The heap can grow to size n when all meetings overlap, so the space complexity is O(n).
Test Cases
from typing import List
import heapq
class Solution:
def minMeetingRooms(self, intervals: List[List[int]]) -> int:
if not intervals:
return 0
intervals.sort(key=lambda interval: interval[0])
min_heap = []
heapq.heappush(min_heap, intervals[0][1])

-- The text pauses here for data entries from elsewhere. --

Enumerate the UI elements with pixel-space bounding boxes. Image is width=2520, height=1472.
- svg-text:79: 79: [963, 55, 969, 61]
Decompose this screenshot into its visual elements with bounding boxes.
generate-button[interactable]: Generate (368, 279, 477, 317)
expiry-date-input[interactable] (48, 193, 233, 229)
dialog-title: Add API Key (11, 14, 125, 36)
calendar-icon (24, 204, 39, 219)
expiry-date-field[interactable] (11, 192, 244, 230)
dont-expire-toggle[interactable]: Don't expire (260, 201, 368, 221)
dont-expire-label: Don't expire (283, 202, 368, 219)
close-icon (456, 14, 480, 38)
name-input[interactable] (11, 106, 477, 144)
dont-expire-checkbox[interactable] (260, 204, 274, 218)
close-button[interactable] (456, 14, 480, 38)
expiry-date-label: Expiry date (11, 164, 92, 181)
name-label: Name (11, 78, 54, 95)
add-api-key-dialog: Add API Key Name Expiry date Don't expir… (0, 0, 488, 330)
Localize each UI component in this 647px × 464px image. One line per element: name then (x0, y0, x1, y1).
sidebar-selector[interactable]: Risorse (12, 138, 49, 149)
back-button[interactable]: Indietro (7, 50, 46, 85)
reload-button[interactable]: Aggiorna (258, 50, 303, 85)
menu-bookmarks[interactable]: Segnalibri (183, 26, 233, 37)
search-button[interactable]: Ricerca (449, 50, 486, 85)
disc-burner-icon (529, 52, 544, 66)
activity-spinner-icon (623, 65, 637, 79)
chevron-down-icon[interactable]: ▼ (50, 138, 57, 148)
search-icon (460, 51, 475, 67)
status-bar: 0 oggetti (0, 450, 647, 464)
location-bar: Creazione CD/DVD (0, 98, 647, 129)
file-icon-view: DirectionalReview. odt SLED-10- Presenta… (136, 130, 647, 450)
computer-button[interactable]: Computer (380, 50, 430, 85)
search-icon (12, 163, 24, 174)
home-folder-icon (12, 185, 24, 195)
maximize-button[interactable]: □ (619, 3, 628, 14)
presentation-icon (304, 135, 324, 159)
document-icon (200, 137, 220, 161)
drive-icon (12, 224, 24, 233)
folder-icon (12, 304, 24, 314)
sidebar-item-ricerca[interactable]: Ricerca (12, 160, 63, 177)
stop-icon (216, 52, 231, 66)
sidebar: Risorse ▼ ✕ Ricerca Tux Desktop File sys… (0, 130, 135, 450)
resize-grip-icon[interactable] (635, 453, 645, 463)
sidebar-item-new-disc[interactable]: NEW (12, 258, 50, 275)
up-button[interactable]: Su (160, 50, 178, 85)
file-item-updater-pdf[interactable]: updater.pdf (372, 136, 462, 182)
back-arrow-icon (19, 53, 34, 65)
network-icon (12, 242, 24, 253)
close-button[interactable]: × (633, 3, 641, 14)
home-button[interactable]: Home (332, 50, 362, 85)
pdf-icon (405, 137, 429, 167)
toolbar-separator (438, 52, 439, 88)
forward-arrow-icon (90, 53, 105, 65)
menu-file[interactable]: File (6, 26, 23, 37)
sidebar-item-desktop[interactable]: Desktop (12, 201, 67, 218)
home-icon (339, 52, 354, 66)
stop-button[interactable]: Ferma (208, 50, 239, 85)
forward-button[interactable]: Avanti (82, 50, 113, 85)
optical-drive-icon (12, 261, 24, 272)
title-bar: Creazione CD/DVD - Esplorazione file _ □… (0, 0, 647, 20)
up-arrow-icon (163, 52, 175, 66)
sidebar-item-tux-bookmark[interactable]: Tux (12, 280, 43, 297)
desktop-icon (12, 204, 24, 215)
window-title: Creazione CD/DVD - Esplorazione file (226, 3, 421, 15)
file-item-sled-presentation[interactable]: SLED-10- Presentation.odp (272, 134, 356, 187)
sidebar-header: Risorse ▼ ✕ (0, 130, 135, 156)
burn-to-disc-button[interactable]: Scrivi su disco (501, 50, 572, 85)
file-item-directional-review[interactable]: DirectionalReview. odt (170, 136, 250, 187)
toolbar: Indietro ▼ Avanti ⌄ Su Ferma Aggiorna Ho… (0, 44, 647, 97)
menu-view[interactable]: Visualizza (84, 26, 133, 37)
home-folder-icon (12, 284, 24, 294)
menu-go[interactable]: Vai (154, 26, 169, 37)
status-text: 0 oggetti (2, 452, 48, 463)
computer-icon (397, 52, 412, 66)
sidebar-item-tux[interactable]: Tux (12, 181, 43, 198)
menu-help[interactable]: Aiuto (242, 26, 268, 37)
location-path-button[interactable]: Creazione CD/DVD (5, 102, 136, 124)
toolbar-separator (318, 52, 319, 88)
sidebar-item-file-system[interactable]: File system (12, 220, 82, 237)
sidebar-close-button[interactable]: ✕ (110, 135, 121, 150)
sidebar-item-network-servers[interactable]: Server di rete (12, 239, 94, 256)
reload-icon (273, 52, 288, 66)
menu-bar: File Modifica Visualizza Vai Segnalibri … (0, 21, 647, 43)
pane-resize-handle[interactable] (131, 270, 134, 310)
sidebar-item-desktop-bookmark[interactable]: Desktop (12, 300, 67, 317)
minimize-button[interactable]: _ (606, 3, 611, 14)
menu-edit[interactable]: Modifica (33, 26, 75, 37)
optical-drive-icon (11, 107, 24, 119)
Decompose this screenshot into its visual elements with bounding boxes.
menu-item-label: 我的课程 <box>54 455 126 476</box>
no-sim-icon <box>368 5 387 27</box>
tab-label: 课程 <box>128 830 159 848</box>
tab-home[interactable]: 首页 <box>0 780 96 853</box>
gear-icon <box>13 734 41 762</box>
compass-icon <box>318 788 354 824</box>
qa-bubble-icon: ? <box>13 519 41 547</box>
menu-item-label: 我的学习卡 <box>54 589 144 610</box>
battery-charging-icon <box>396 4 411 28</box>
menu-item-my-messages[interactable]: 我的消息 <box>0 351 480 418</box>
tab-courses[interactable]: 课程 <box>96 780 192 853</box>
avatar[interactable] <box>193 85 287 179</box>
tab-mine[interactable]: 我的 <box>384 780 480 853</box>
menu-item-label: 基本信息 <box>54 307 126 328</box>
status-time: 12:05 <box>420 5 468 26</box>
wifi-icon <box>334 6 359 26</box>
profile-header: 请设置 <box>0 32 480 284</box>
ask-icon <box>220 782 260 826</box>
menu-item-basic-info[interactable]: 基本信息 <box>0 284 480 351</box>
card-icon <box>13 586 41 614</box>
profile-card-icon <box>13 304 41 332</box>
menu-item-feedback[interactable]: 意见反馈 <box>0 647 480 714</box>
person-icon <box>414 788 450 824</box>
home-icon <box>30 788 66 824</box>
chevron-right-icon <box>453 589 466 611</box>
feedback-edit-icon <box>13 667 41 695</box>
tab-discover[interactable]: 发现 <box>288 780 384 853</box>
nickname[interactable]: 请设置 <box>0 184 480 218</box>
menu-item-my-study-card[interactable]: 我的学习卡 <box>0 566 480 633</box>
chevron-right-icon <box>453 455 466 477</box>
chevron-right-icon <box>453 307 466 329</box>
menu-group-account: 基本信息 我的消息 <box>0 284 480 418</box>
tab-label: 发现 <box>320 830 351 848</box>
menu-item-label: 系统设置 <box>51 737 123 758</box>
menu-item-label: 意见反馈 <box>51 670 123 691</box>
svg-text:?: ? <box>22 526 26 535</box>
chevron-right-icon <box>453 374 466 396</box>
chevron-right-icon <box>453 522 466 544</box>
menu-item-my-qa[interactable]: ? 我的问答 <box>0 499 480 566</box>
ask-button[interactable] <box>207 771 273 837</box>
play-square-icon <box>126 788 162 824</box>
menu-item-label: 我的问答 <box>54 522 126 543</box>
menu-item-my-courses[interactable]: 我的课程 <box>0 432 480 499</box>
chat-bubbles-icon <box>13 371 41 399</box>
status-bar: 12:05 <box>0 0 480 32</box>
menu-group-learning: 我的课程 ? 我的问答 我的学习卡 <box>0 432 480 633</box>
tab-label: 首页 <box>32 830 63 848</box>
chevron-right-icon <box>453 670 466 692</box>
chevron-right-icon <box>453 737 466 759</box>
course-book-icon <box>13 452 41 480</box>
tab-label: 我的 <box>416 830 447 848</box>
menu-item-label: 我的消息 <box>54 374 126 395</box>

for start, end in intervals[1:]:
if start >= min_heap[0]:
heapq.heappop(min_heap)
heapq.heappush(min_heap, end)
return len(min_heap)
solution = Solution()
assert solution.minMeetingRooms([[0,30],[5,10],[15,20]]) == 2 # overlapping meetings
assert solution.minMeetingRooms([[7,10],[2,4]]) == 1 # non-overlapping meetings
assert solution.minMeetingRooms([[1,5],[5,10]]) == 1 # boundary reuse
assert solution.minMeetingRooms([[1,10],[2,9],[3,8]]) == 3 # complete overlap
assert solution.minMeetingRooms([[1,2]]) == 1 # single meeting
assert solution.minMeetingRooms([[1,4],[2,5],[7,9]]) == 2 # partial overlap
assert solution.minMeetingRooms([[6,7],[2,4],[8,12]]) == 1 # unsorted input
assert solution.minMeetingRooms([[1,5],[2,6],[3,7],[4,8]]) == 4 # all overlap
assert solution.minMeetingRooms([[0,1],[1,2],[2,3],[3,4]]) == 1 # chain reuse
assert solution.minMeetingRooms([[13,15],[1,13]]) == 1 # exact boundary reuse
| Test | Why |
|---|---|
[[0,30],[5,10],[15,20]] |
Standard overlapping example |
[[7,10],[2,4]] |
No overlap case |
[[1,5],[5,10]] |
Verifies boundary reuse |
[[1,10],[2,9],[3,8]] |
Every meeting overlaps |
[[1,2]] |
Smallest valid input |
[[1,4],[2,5],[7,9]] |
Mixed overlap and reuse |
[[6,7],[2,4],[8,12]] |
Confirms sorting works |
[[1,5],[2,6],[3,7],[4,8]] |
Maximum simultaneous overlap |
[[0,1],[1,2],[2,3],[3,4]] |
Continuous room reuse |
[[13,15],[1,13]] |
End equals start edge case |
Edge Cases
One important edge case is meetings that touch exactly at their boundaries, such as [[1,5],[5,10]]. A common mistake is using a strict greater-than comparison instead of greater-than-or-equal. If the implementation checks start > end rather than start >= end, it incorrectly allocates an extra room. This solution correctly reuses the room because it allows reuse when the previous meeting ends exactly at the new meeting's start time.
Another important case is when all meetings overlap completely, such as [[1,10],[2,9],[3,8]]. In this situation, every meeting requires its own room because none can reuse an existing one. The heap grows to contain all active meetings, and the algorithm correctly returns the total number of meetings.
Unsorted input is also a major source of bugs. The intervals may arrive in arbitrary order, and overlap decisions only work correctly when meetings are processed chronologically. The implementation explicitly sorts intervals by start time before any processing occurs, ensuring correctness regardless of input order.
A final subtle edge case is a single meeting. Some implementations incorrectly assume multiple intervals exist and may attempt to access nonexistent elements. This solution handles the case naturally because the heap is initialized with the first interval, and the loop over remaining intervals simply does not execute.